During Thursday’s debate, Senator Sherman made an emotional reflection on the December 2014 Special Senatorial Election, in which decisions to allow four Senators, declared winners by NEC, to take their seats, was delayed due to complaints to the Supreme Court by the defeated candidates.
“Obviously, there is no need for the interpretation that it is the National Elections Commission, not the Supreme Court, which has the power and authority to determine election results,” Senator Sherman noted, and further argued that “by the Supreme Court’s ruling that an appeal to it from a decision of NEC on election results stay that decision, counties were denied their rights under the Constitution to representation at the Liberian Senate over a long period of time.” Sherman named himself and Senators Jim Tornolah of Margibi, Gbleh-Bo Brown of Maryland, and Conmany Wesseh of River Gee counties as casualties of that delay.

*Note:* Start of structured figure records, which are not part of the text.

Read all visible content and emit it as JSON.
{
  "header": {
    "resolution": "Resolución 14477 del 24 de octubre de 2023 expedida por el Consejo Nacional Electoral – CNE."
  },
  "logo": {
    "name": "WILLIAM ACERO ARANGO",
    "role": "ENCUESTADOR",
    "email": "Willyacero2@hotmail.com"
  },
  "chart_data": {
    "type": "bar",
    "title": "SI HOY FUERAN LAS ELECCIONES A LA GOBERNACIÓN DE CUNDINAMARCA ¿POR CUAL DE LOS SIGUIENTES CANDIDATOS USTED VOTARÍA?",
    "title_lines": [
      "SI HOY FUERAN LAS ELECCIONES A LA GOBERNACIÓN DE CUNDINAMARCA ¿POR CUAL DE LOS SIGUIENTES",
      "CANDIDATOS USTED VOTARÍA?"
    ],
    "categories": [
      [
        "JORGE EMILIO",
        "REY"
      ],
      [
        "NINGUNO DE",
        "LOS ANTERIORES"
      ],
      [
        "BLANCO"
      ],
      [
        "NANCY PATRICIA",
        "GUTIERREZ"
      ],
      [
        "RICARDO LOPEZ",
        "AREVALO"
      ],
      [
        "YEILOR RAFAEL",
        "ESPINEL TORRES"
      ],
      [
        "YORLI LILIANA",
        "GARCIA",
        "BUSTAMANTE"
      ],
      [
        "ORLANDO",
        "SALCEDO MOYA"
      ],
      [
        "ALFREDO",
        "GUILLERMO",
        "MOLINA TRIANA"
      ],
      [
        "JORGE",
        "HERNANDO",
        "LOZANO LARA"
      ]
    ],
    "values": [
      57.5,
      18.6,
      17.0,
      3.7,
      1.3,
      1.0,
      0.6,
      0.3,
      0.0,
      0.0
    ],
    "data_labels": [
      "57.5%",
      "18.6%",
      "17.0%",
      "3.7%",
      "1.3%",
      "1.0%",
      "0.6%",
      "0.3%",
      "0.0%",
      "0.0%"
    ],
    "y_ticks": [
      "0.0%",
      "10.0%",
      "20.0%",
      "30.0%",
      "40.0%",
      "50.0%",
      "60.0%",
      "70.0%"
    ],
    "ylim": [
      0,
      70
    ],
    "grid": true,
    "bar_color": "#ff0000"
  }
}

Referencing the Constitution, Senator Sherman quoted Article 83(c) which provides that returns (results) of an election shall be declared by the National Elections Commission; and that Section 4.14 of the 2004 amendment to the Elections Law provides that NEC shall collect all the tabulated results of the elections and announce the returns not later than fifteen (15) days after the elections.

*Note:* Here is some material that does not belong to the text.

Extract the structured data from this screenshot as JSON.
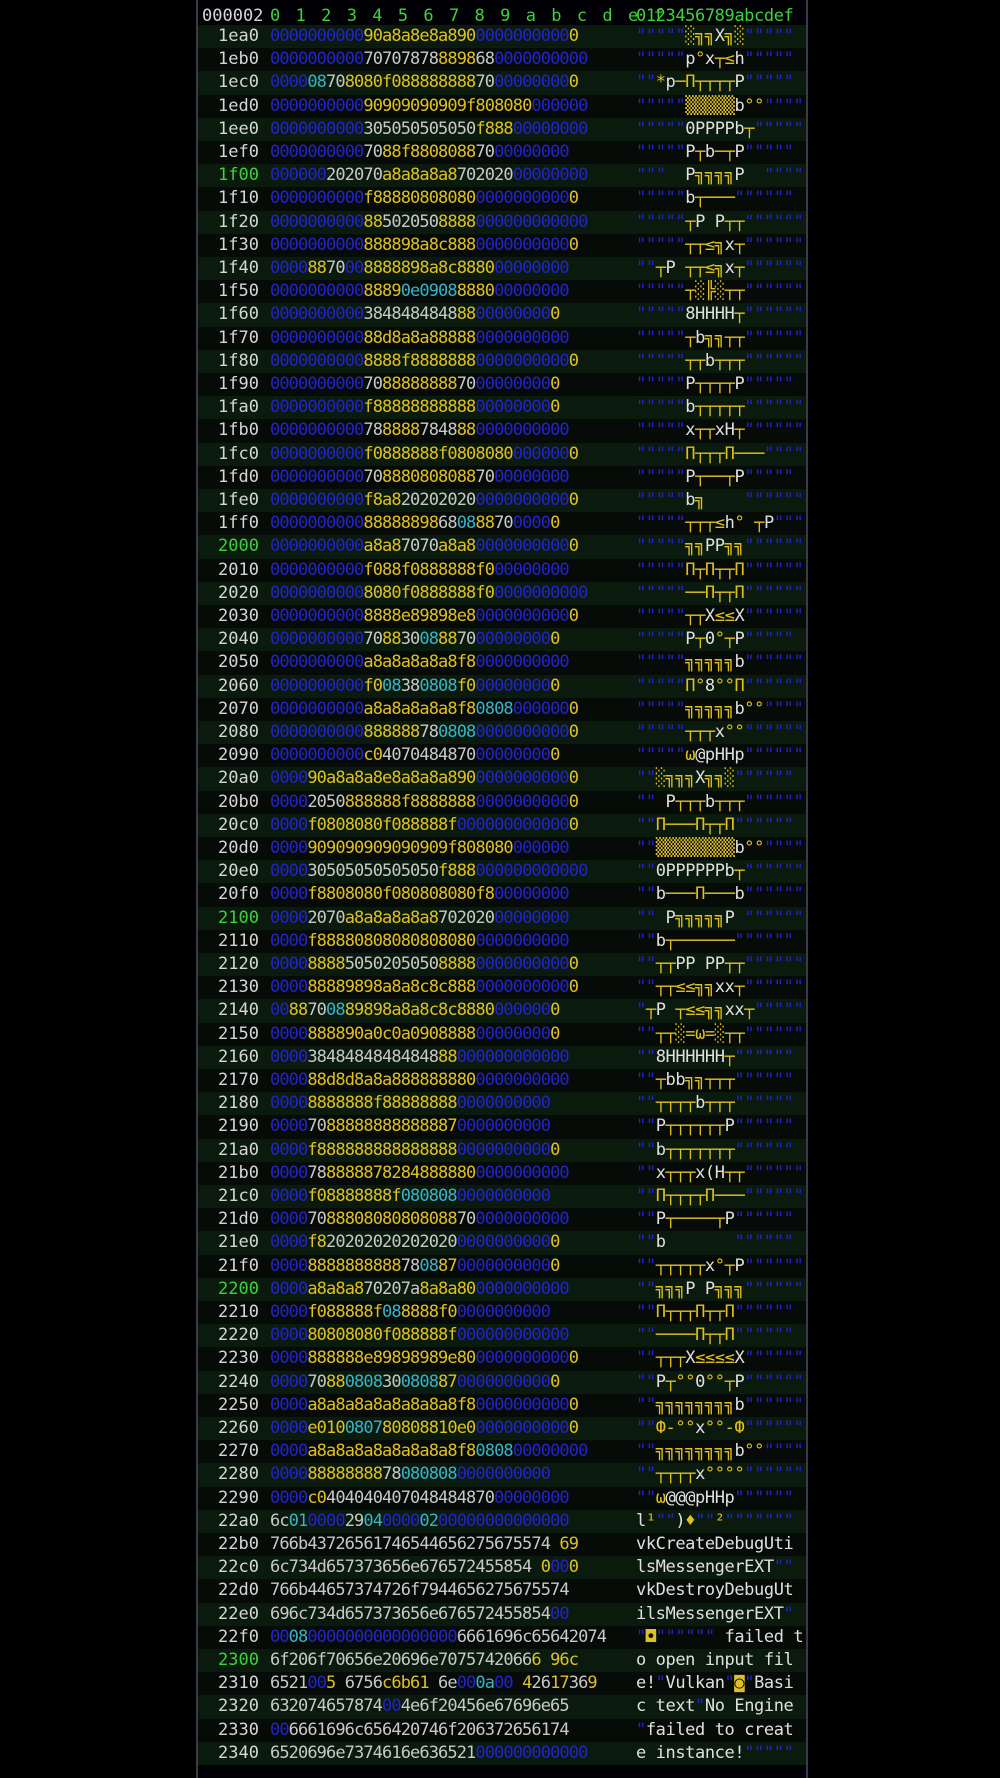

Senators (in their numbers) who welcomed the bill suggested that the time stipulated for the Supreme Court to render judgment is not sufficient; while some even suggested that the two months (November and December) after the October polls and before the January inauguration be allotted for the Supreme Court’s investigation of election complaints. One of the sticky contentions raised by some Senators, however, is what happens (with respect to financial compensation) if the candidate declared by NEC as the winner in an election takes the seat, but is later found guilty by the Supreme Court. The argument then ensued that to avoid such entanglement, the NEC should remain the only authority to declare the legitimate winner in an election it conducts. Certainly, Cllr Sherman asserted, “The ruling of the Supreme Court that an appeal to it from challenges to election results serves as a stay to the implementation of the decision of the National Elections Commission, constitutes a violation of the constitutional rights of counties’ representation in the Legislature, or to whatever other office of the Liberian government for which an election was held.”

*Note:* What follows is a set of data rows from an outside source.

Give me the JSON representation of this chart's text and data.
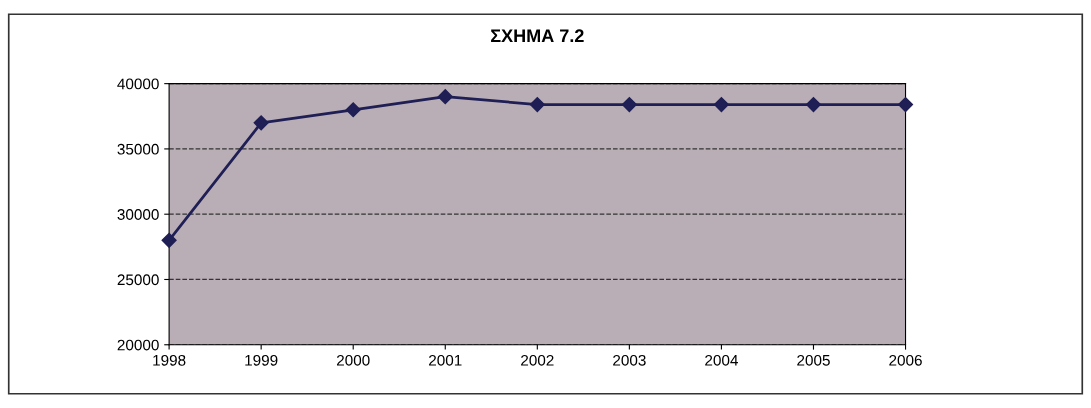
{
  "chart_data": {
    "type": "line",
    "title": "ΣΧΗΜΑ 7.2",
    "categories": [
      "1998",
      "1999",
      "2000",
      "2001",
      "2002",
      "2003",
      "2004",
      "2005",
      "2006"
    ],
    "series": [
      {
        "color": "#1f1f55",
        "values": [
          28000,
          37000,
          38000,
          39000,
          38400,
          38400,
          38400,
          38400,
          38400
        ]
      }
    ],
    "ylim": [
      20000,
      40000
    ],
    "yticks": [
      20000,
      25000,
      30000,
      35000,
      40000
    ],
    "grid": "y",
    "marker": "diamond",
    "line_style": "solid",
    "legend": false
  }
}
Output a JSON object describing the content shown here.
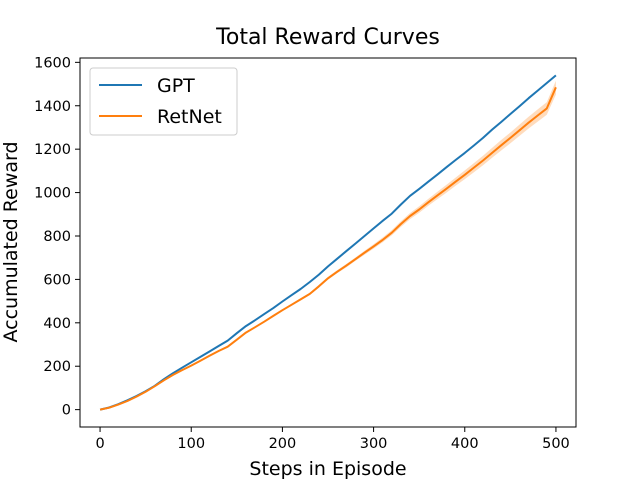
{
  "chart_data": {
    "type": "line",
    "title": "Total Reward Curves",
    "xlabel": "Steps in Episode",
    "ylabel": "Accumulated Reward",
    "xlim": [
      -22,
      522
    ],
    "ylim": [
      -80,
      1620
    ],
    "xticks": [
      0,
      100,
      200,
      300,
      400,
      500
    ],
    "yticks": [
      0,
      200,
      400,
      600,
      800,
      1000,
      1200,
      1400,
      1600
    ],
    "grid": false,
    "legend_position": "top-left",
    "series": [
      {
        "name": "GPT",
        "color": "#1f77b4",
        "x": [
          0,
          10,
          20,
          30,
          40,
          50,
          60,
          70,
          80,
          90,
          100,
          110,
          120,
          130,
          140,
          150,
          160,
          170,
          180,
          190,
          200,
          210,
          220,
          230,
          240,
          250,
          260,
          270,
          280,
          290,
          300,
          310,
          320,
          330,
          340,
          350,
          360,
          370,
          380,
          390,
          400,
          410,
          420,
          430,
          440,
          450,
          460,
          470,
          480,
          490,
          500
        ],
        "y": [
          0,
          10,
          25,
          43,
          63,
          85,
          110,
          140,
          168,
          193,
          218,
          243,
          268,
          293,
          318,
          352,
          385,
          412,
          440,
          468,
          498,
          527,
          556,
          588,
          622,
          660,
          695,
          730,
          765,
          800,
          835,
          870,
          903,
          945,
          985,
          1017,
          1050,
          1083,
          1117,
          1150,
          1183,
          1217,
          1252,
          1290,
          1325,
          1362,
          1398,
          1435,
          1470,
          1505,
          1540
        ]
      },
      {
        "name": "RetNet",
        "color": "#ff7f0e",
        "band_color": "#ffbf86",
        "x": [
          0,
          10,
          20,
          30,
          40,
          50,
          60,
          70,
          80,
          90,
          100,
          110,
          120,
          130,
          140,
          150,
          160,
          170,
          180,
          190,
          200,
          210,
          220,
          230,
          240,
          250,
          260,
          270,
          280,
          290,
          300,
          310,
          320,
          330,
          340,
          350,
          360,
          370,
          380,
          390,
          400,
          410,
          420,
          430,
          440,
          450,
          460,
          470,
          480,
          490,
          500
        ],
        "y": [
          0,
          9,
          23,
          40,
          60,
          82,
          108,
          135,
          160,
          182,
          203,
          225,
          248,
          270,
          290,
          322,
          355,
          380,
          405,
          432,
          458,
          483,
          508,
          533,
          568,
          605,
          635,
          663,
          693,
          723,
          752,
          782,
          815,
          855,
          892,
          922,
          955,
          987,
          1018,
          1050,
          1082,
          1115,
          1148,
          1183,
          1218,
          1252,
          1287,
          1322,
          1355,
          1388,
          1485
        ],
        "lower": [
          0,
          9,
          23,
          40,
          60,
          82,
          107,
          134,
          159,
          181,
          202,
          224,
          247,
          269,
          289,
          320,
          352,
          377,
          402,
          428,
          454,
          479,
          503,
          528,
          562,
          598,
          628,
          655,
          685,
          714,
          742,
          771,
          803,
          842,
          878,
          907,
          939,
          970,
          1000,
          1031,
          1062,
          1094,
          1126,
          1160,
          1194,
          1227,
          1261,
          1295,
          1327,
          1359,
          1452
        ],
        "upper": [
          0,
          9,
          23,
          40,
          60,
          82,
          109,
          136,
          161,
          183,
          204,
          226,
          249,
          271,
          291,
          324,
          358,
          383,
          408,
          436,
          462,
          487,
          513,
          538,
          574,
          612,
          642,
          671,
          701,
          732,
          762,
          793,
          827,
          868,
          906,
          937,
          971,
          1004,
          1036,
          1069,
          1102,
          1136,
          1170,
          1206,
          1242,
          1277,
          1313,
          1349,
          1383,
          1417,
          1515
        ]
      }
    ]
  }
}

To preserve this constitutional right, Senator Sherman’s draft law provides that “an appeal to the Supreme Court would not serve as a stay of the decision of the NEC on disputes over election results or any other election dispute. This draft law also shortens the time for election disputes to be disposed of by the National Election Commission and the Supreme Court so as to ensure that a successful candidate at an election is timely inducted into office,” he said, calling for “the expeditious enactment of this draft into law so as to govern the ensuing October 2017 elections.”